Extracorporeal membrane oxygenation will continue to be an appropriate modality of treatment in properly selected infants. In the future, respiratory management and selection criteria for these patients should become standardized and universally accepted.
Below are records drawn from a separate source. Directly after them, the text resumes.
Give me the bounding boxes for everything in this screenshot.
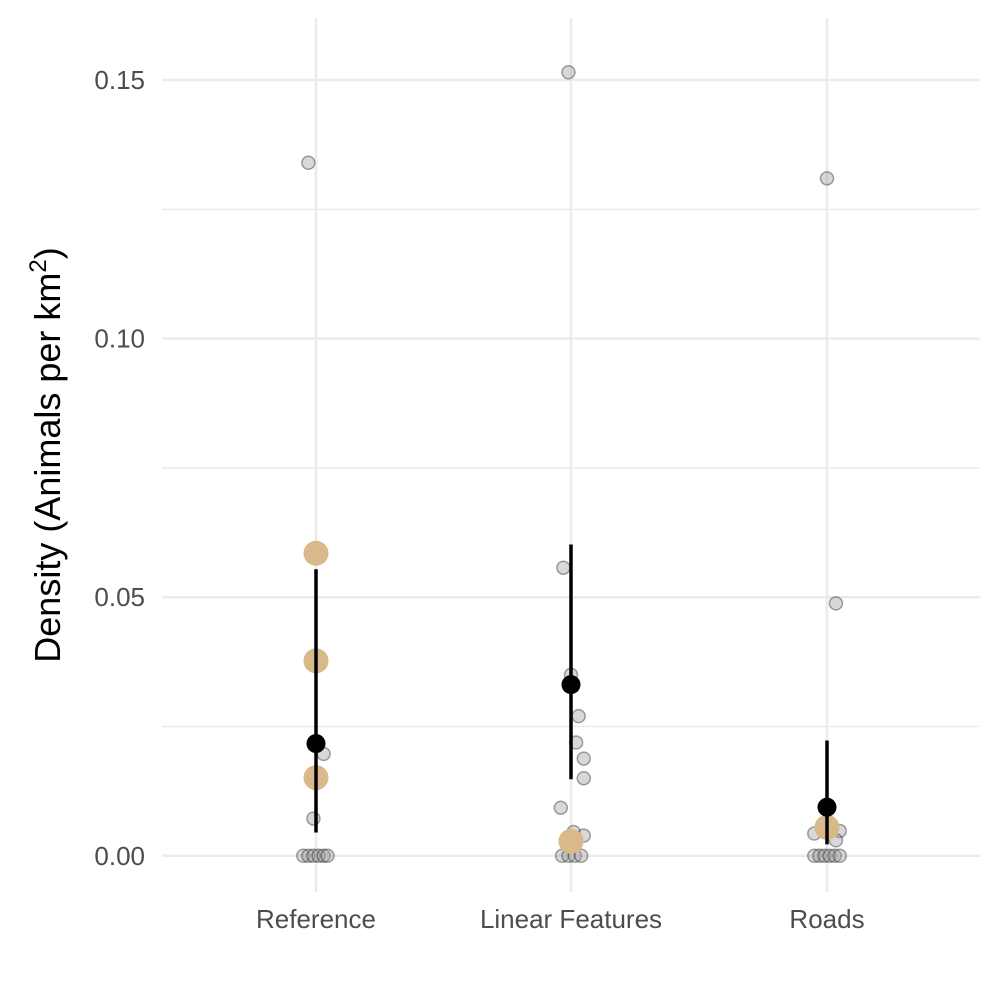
observation-point-0 [301,155,316,171]
observation-point-31 [822,848,837,864]
observation-point-10 [556,560,571,575]
summary-intervals [306,544,837,845]
y-axis-title-suffix: ) [27,247,68,259]
y-axis-tick-labels: 0.00 0.05 0.10 0.15 [94,65,145,871]
mean-point-0 [306,734,326,754]
observation-point-5 [306,848,321,864]
observation-point-2 [306,811,321,826]
x-tick-label-0: Reference [256,904,376,934]
x-tick-label-1: Linear Features [480,904,662,934]
mean-point-1 [561,675,581,695]
observation-point-3 [296,848,311,864]
observation-point-9 [561,65,576,80]
observation-point-24 [828,596,844,611]
observation-point-4 [301,848,316,864]
observation-point-14 [576,751,591,766]
mean-point-2 [817,797,837,817]
observation-point-7 [316,848,331,864]
y-axis-title-superscript: 2 [25,259,52,272]
y-tick-label-1: 0.05 [94,582,145,612]
observation-point-12 [571,708,586,724]
observation-point-8 [320,848,335,864]
observation-point-33 [832,848,847,864]
y-tick-label-0: 0.00 [94,841,145,871]
observation-point-32 [827,848,842,864]
observation-point-16 [553,800,569,815]
highlighted-point-0 [303,540,329,566]
observation-point-28 [807,848,822,864]
observation-point-30 [817,848,832,864]
observation-point-22 [573,848,589,864]
y-axis-title-base: Density (Animals per km [27,273,68,663]
x-tick-label-2: Roads [789,904,864,934]
y-tick-label-3: 0.15 [94,65,145,95]
y-tick-label-2: 0.10 [94,324,145,354]
x-axis-tick-labels: Reference Linear Features Roads [256,904,865,934]
y-axis-title: Density (Animals per km2) [25,247,68,662]
observation-point-29 [812,848,827,864]
observation-point-23 [819,171,835,186]
observation-point-15 [576,770,591,786]
observation-point-6 [311,848,326,864]
highlighted-point-3 [558,828,584,854]
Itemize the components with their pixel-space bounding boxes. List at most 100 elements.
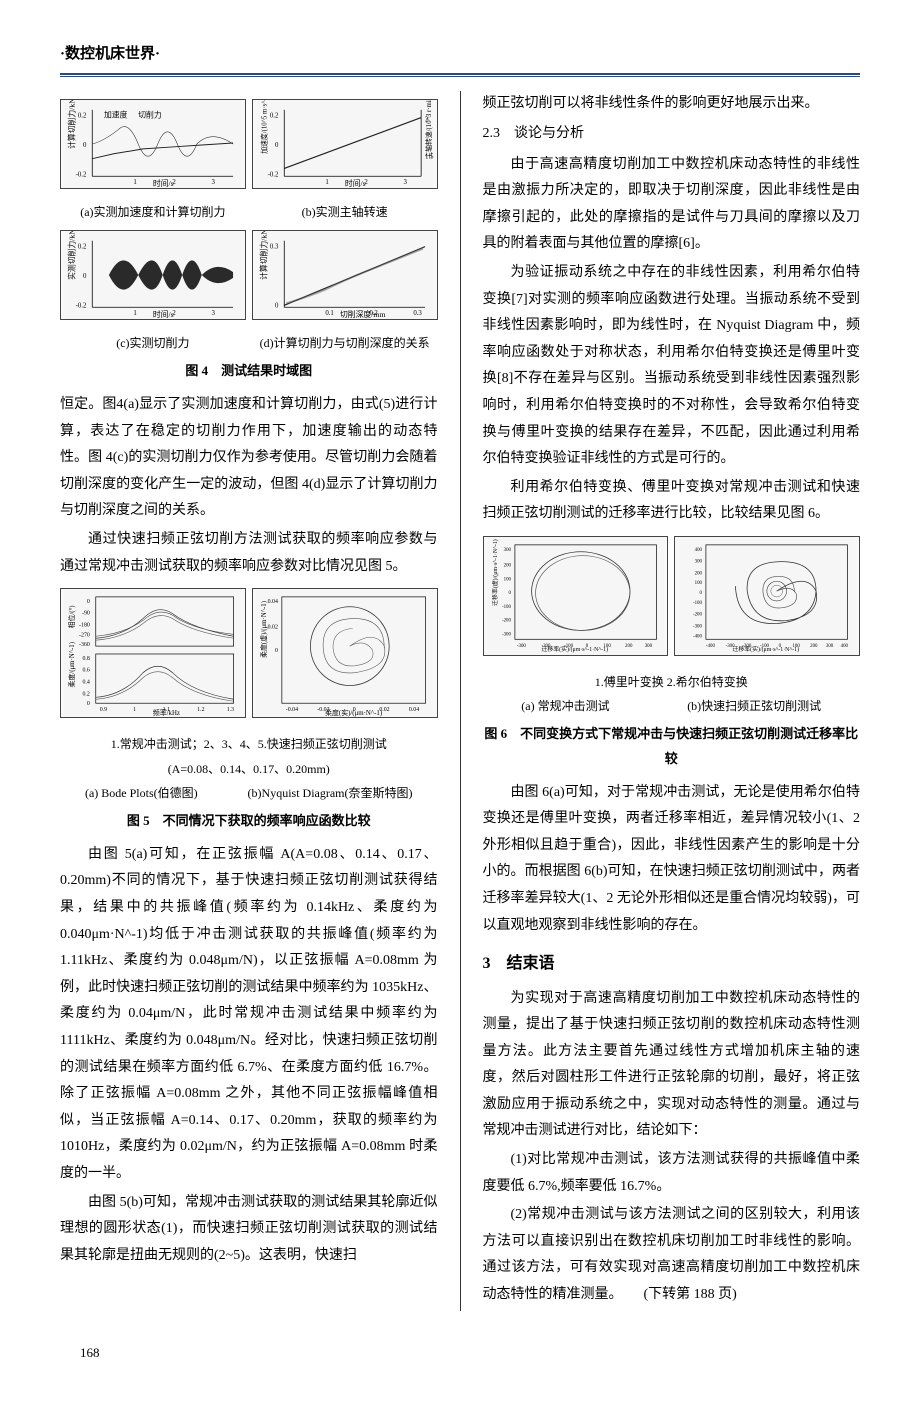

It is conceivable that as we become more comfortable with this treatment we can complete prospective, randomized trials on infants who have less than a 90 percent mortality likelihood and thereby avoid the ethical implications of a study in which the control population has death as an endpoint. It is also conceivable that ECMO will be more benign and induce less morbidity than the barotrauma seen in many of the infants supported by aggressive ventilator management.
体外膜肺氧合对于经过适当选择的婴儿而言仍将是一种合适的治疗方式。未来,这些患者的呼吸管理和选择标准应实现标准化并被普遍接受。可以想象,随着我们对这种治疗方法越来越熟悉,我们能够针对死亡率低于90%的婴儿开展前瞻性随机试验,从而避免以死亡作为对照组终点的研究带来的伦理问题。同样可以想象,与许多接受积极通气管理支持的婴儿所出现的气压伤相比,体外膜肺氧合将更加安全,引发的并发症更少。